Les dirigeants des établissements qui accueillent nos enfants sont conscients du problème soulevé, mais ne parviennent pas à y répondre
Bien sûr, il ne s’agit pas ici d’accuser les établissements de défaillance ni de remettre en question les congés des professionnels, mais plutôt de dénoncer l’organisation et la législation actuelles ainsi que le manque de places d’accueil de répit. Les dirigeants des établissements qui accueillent nos enfants sont conscients du problème soulevé mais ne parviennent pas à y répondre, faute de moyens suffisants. Il y a, en France, environ deux cents EEAP. Pour exemple, l’EEAP dans lequel se rend la petite Valentine, dans l’Hérault, est doté de huit places d’accueil temporaire qui permettent à une centaine de familles d’avoir quelques week-ends de répit dans l’année. Seuls 150 000 euros permettraient de doubler les places et de répondre mieux à leurs besoins !
Le plan national d’action concernant les personnes polyhandicapées [dévoilé en juillet par Sophie Cluzel, secrétaire d’Etat chargée des personnes handicapées] prévoit « la continuité des parcours de vie et de soin, le soutien des proches aidants, l’individualisation et la sécurisation de l’accompagnement et de favoriser l’accueil séquentiel et de répit ». Il n’est pas juste que les associations et les initiatives personnelles de certains parents pallient seules le manque de structures et de places d’accueil.
Nos enfants ont droit à une vie digne et nous, adultes, avons le droit d’espérer des périodes de répit.
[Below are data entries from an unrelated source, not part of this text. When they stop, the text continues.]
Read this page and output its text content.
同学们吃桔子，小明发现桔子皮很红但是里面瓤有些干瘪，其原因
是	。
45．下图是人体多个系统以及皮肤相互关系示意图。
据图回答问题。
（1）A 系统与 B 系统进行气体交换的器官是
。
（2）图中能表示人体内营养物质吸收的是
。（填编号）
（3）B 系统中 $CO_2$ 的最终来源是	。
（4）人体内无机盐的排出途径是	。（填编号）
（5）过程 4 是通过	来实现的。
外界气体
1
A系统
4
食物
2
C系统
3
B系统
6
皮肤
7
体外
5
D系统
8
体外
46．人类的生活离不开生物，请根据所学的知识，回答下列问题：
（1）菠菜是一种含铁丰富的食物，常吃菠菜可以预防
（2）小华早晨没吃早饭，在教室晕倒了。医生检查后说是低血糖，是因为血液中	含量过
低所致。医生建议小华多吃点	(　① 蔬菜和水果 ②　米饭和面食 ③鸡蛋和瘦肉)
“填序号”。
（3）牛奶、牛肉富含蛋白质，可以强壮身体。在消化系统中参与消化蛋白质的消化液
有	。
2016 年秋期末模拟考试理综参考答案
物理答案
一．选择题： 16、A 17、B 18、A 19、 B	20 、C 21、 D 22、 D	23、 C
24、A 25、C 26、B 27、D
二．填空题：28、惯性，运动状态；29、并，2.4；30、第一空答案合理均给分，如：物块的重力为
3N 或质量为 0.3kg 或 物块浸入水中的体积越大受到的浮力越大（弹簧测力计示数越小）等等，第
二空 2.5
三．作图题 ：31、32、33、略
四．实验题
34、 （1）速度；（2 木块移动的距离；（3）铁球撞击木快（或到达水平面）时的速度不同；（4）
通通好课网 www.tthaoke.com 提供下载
Les frères et sœurs ont le droit à leur enfance et ne doivent pas, nécessairement, devenir de « jeunes aidants » de leur frère ou sœur handicapé et de leurs parents dont ils partagent souvent l’épuisement et le désespoir, à l’instar de Chiara, la sœur de Valentine.
Des conséquences graves pour les familles
Une législation et la création de places d’accueil temporaire supplémentaires entraîneraient des réorganisations et le déploiement d’un budget associé… mais quel est le coût des arrêts de travail, des pathologies psychiatriques réactionnelles (troubles anxieux, dépressifs et post-traumatiques) développées par les parents et les fratries ? La fréquence des couples qui se séparent dans cette situation est plus élevée, aggravant encore la difficulté de prise en charge de ces enfants. Quel est le coût, pour la société, des familles qui s’écroulent ?
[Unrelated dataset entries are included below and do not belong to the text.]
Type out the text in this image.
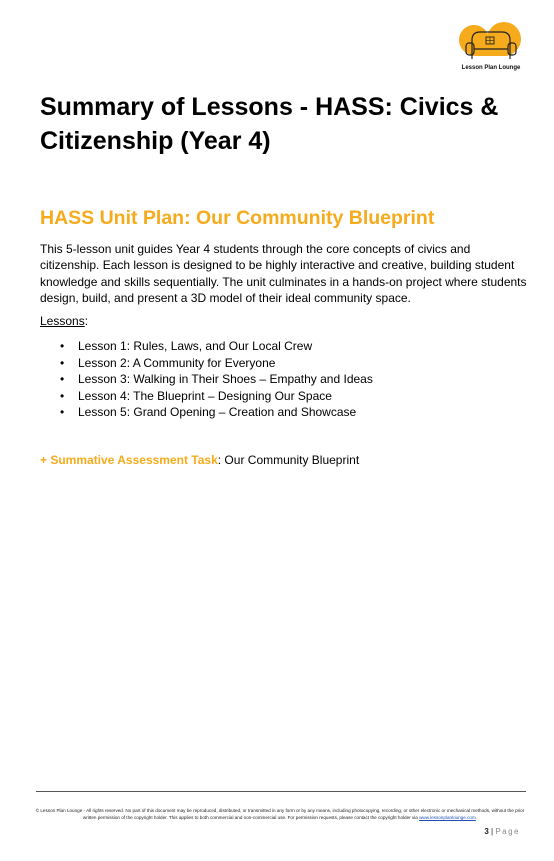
Lesson Plan Lounge
Summary of Lessons - HASS: Civics & Citizenship (Year 4)
HASS Unit Plan: Our Community Blueprint

This 5-lesson unit guides Year 4 students through the core concepts of civics and citizenship. Each lesson is designed to be highly interactive and creative, building student knowledge and skills sequentially. The unit culminates in a hands-on project where students design, build, and present a 3D model of their ideal community space.

Lessons:
• Lesson 1: Rules, Laws, and Our Local Crew
• Lesson 2: A Community for Everyone
• Lesson 3: Walking in Their Shoes – Empathy and Ideas
• Lesson 4: The Blueprint – Designing Our Space
• Lesson 5: Grand Opening – Creation and Showcase
+ Summative Assessment Task: Our Community Blueprint
© Lesson Plan Lounge - All rights reserved. No part of this document may be reproduced, distributed, or transmitted in any form or by any means, including photocopying, recording, or other electronic or mechanical methods, without the prior written permission of the copyright holder. This applies to both commercial and non-commercial use. For permission requests, please contact the copyright holder via www.lessonplanlounge.com.
3 | Page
Notre collectif de parents et de professionnels et l’association « La petite fille qui s’attarde » se mobilisent pour qu’il ne soit plus légalement permis de fermer les établissements accueillant des enfants et adolescents polyhandicapés sans que des solutions alternatives de répit, à la hauteur des difficultés rencontrées, soient proposées aux familles. En conséquence, nous demandons la création urgente de places supplémentaires d’accueil temporaire, dans l’Hérault et dans tout le pays, avec une étude approfondie des disparités régionales pour davantage d’équité selon les territoires.
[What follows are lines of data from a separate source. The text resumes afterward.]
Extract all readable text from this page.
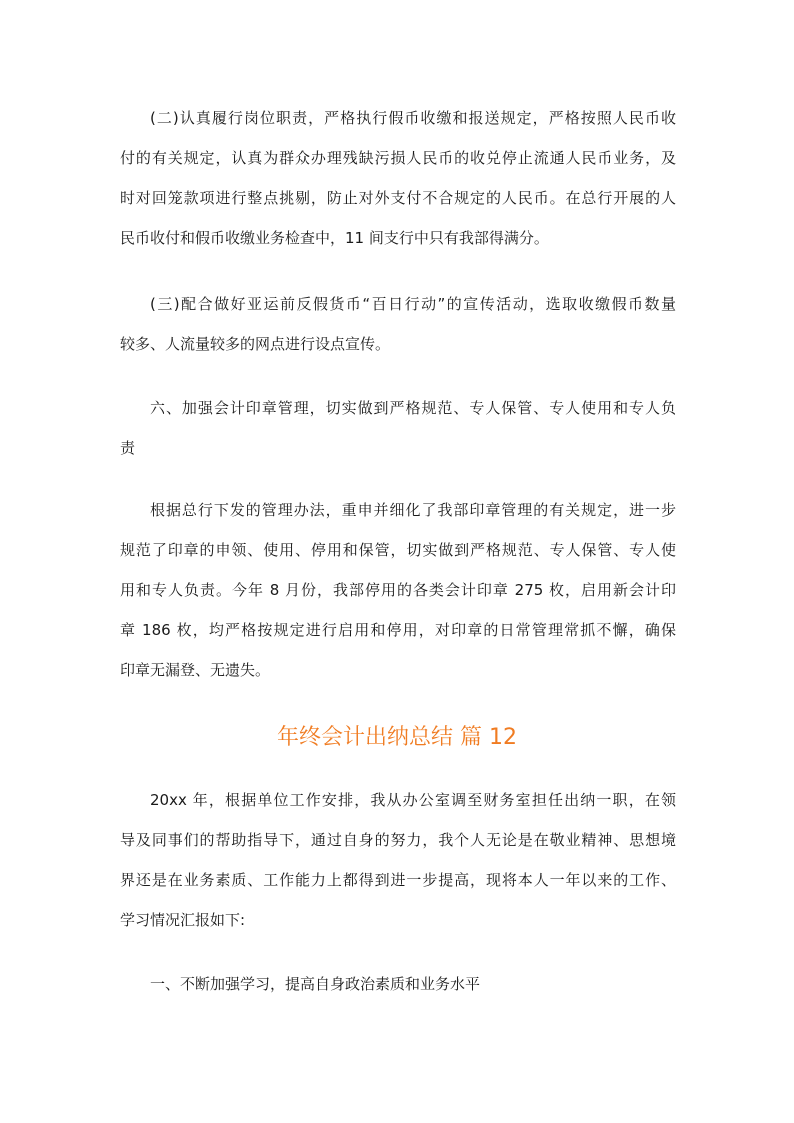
(二)认真履行岗位职责，严格执行假币收缴和报送规定，严格按照人民币收
付的有关规定，认真为群众办理残缺污损人民币的收兑停止流通人民币业务，及
时对回笼款项进行整点挑剔，防止对外支付不合规定的人民币。在总行开展的人
民币收付和假币收缴业务检查中，11 间支行中只有我部得满分。
(三)配合做好亚运前反假货币“百日行动”的宣传活动，选取收缴假币数量
较多、人流量较多的网点进行设点宣传。
六、加强会计印章管理，切实做到严格规范、专人保管、专人使用和专人负
责
根据总行下发的管理办法，重申并细化了我部印章管理的有关规定，进一步
规范了印章的申领、使用、停用和保管，切实做到严格规范、专人保管、专人使
用和专人负责。今年 8 月份，我部停用的各类会计印章 275 枚，启用新会计印
章 186 枚，均严格按规定进行启用和停用，对印章的日常管理常抓不懈，确保
印章无漏登、无遗失。
年终会计出纳总结 篇 12
20xx 年，根据单位工作安排，我从办公室调至财务室担任出纳一职，在领
导及同事们的帮助指导下，通过自身的努力，我个人无论是在敬业精神、思想境
界还是在业务素质、工作能力上都得到进一步提高，现将本人一年以来的工作、
学习情况汇报如下:
一、不断加强学习，提高自身政治素质和业务水平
Signataires : Marjorie Ployé, mère de Valentine, 8 ans, pédopsychiatre et présidente de l’association « La petite fille qui s’attarde » ; Chiara Ployé, 13 ans, sœur de Valentine ; Aurélie Bissinger, mère de Sasha, 8 ans, psychologue ; Myriam Flitti, mère de Pablo, 17 ans, orthophoniste ; Sandrine Joussain-Gerbaud, maman de Nathan, 15 ans, psychomotricienne ; Laurence Gess-Lladeres, sœur de Pierre, enseignante et thérapeute familiale ; Fabien Rouger, éducateur spécialisé et formateur ; Lise Barthélémy, pédopsychiatre en libéral et en IME ; Armelle Haquet, pédiatre au CHU de Montpellier.